Publié le par Nathan Berghen

 

 

 

Au début de l’après-midi, nous allâmes voir 120 battements par minute, le film qualifié de « bouleversant », de véritable « coup de poing », que célèbraient les affiches dans tout Paris. Au premier abord, au tout premier plan dévoilé sur l’écran, on découvre que les auteurs ont touché juste, tant on croirait revivre exactement l’inspiration de cette époque d’urgences et de mobilisations.
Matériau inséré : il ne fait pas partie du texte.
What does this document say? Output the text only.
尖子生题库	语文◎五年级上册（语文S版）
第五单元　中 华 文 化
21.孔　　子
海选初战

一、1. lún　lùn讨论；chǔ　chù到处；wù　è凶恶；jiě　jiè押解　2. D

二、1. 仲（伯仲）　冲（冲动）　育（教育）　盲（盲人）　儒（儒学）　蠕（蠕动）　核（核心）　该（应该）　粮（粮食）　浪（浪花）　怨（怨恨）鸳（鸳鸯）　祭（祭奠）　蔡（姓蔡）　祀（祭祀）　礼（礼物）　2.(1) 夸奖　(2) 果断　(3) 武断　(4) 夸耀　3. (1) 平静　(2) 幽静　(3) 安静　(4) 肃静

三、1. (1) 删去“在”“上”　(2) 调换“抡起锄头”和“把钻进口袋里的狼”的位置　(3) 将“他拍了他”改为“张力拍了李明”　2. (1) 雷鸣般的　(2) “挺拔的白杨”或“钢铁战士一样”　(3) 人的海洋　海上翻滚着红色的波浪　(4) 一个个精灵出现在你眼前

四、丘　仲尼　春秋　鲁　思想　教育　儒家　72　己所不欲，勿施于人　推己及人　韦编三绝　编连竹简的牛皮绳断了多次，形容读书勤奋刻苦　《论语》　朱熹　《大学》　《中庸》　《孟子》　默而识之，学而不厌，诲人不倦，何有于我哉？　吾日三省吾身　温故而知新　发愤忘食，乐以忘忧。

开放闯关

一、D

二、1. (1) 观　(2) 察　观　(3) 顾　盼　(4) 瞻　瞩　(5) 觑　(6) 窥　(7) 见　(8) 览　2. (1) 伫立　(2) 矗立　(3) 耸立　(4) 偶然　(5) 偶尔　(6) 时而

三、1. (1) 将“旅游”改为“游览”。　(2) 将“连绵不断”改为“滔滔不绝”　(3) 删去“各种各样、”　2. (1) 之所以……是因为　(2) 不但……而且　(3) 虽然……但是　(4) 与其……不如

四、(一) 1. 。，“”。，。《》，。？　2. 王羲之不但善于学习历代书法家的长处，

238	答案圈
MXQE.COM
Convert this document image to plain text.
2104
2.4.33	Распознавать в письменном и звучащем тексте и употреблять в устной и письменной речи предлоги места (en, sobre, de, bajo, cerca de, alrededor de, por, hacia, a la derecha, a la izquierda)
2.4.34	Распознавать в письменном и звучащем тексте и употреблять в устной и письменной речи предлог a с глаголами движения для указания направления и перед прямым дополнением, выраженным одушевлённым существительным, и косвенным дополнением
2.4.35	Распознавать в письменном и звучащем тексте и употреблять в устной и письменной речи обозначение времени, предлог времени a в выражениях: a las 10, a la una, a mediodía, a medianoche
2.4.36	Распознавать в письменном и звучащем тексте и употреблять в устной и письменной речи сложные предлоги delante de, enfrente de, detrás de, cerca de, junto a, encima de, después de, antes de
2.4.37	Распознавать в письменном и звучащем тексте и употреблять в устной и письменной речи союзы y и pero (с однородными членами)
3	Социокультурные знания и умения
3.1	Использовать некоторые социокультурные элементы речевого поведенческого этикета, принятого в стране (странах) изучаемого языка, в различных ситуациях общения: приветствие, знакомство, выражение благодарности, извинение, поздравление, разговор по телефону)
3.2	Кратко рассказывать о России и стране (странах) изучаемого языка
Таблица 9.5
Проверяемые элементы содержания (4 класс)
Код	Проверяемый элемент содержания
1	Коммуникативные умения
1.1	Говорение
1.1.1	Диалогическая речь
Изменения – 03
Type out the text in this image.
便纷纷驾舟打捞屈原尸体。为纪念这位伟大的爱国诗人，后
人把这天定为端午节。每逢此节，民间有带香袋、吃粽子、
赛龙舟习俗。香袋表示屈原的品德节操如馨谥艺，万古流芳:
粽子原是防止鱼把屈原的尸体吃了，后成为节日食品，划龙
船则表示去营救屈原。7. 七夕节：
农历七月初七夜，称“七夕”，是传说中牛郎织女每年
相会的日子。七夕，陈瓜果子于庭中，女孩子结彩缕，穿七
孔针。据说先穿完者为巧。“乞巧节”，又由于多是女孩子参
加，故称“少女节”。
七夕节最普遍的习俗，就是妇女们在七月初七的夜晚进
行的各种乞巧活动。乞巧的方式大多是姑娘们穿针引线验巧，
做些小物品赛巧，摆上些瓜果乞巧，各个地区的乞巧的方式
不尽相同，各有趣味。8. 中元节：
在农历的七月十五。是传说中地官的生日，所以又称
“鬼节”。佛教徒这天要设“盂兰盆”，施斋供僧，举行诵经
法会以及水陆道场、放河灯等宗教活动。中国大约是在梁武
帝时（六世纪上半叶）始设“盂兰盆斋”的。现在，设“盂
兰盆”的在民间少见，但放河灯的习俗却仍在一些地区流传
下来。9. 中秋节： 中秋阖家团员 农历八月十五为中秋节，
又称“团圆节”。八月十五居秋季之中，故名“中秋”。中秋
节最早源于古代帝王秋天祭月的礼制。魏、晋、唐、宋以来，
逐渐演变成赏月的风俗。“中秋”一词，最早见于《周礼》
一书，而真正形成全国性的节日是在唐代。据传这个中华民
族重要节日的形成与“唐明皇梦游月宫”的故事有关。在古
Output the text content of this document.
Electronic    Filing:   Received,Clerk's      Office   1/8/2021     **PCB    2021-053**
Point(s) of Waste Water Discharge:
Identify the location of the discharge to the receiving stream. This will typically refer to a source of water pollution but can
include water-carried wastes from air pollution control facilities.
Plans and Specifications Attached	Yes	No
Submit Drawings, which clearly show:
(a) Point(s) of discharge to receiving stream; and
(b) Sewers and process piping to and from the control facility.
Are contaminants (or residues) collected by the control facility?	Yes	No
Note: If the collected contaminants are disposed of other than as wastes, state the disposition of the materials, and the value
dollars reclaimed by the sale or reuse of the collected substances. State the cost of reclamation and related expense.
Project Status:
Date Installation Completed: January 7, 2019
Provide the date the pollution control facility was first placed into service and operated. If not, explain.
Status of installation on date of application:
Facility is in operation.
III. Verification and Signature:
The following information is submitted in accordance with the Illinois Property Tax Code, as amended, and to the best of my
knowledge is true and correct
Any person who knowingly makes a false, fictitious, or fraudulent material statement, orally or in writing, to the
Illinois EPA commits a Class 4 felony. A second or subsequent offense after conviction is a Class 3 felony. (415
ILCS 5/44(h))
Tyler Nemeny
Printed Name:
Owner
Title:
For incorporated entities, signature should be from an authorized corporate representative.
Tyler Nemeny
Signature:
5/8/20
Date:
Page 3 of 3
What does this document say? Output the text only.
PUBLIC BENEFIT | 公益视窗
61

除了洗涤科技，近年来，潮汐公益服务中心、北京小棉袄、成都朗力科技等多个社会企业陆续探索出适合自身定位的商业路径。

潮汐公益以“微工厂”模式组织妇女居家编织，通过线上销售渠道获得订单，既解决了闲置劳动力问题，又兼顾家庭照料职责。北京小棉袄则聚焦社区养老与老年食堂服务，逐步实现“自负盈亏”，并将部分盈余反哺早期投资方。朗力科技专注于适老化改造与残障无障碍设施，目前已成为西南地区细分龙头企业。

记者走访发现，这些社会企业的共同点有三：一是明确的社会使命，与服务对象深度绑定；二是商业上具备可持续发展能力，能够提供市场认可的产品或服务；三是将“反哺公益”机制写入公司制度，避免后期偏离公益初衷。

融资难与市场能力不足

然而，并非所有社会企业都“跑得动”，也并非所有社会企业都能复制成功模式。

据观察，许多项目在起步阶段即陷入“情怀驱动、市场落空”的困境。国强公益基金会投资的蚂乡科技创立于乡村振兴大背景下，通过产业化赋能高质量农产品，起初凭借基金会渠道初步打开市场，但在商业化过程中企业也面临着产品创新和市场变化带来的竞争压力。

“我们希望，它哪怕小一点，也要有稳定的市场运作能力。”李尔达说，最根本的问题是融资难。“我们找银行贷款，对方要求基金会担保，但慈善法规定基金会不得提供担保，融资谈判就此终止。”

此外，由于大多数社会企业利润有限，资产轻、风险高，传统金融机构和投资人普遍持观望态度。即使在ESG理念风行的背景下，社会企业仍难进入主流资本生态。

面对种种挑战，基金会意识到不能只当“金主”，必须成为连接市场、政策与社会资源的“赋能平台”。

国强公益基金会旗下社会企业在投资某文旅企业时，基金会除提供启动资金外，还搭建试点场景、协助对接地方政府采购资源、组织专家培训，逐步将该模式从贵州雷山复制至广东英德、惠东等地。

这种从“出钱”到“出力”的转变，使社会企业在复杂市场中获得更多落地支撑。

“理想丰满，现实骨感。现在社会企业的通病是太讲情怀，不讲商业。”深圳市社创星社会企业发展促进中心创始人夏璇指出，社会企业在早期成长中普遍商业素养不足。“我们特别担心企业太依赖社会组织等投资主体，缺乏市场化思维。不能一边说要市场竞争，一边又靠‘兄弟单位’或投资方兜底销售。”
Au-delà même des opérations coup de poing contre les « autorités » établies de la lutte anti-sida ou contre les laboratoires, le plus touchant ici est de voir restituée la sociabilité militante qui faisait l’originalité de ce milieu. Le récit se déroule en suivant le fil de l’implacable maladie qui frappe l’un des héros séropositifs, et le spectateur reste longtemps dans le même étonnement de voir si parfaitement rendue cette atmosphère de fête gâchée, d’émotions exacerbées, de peur aussi, qui régnait alors dans les milieux homos.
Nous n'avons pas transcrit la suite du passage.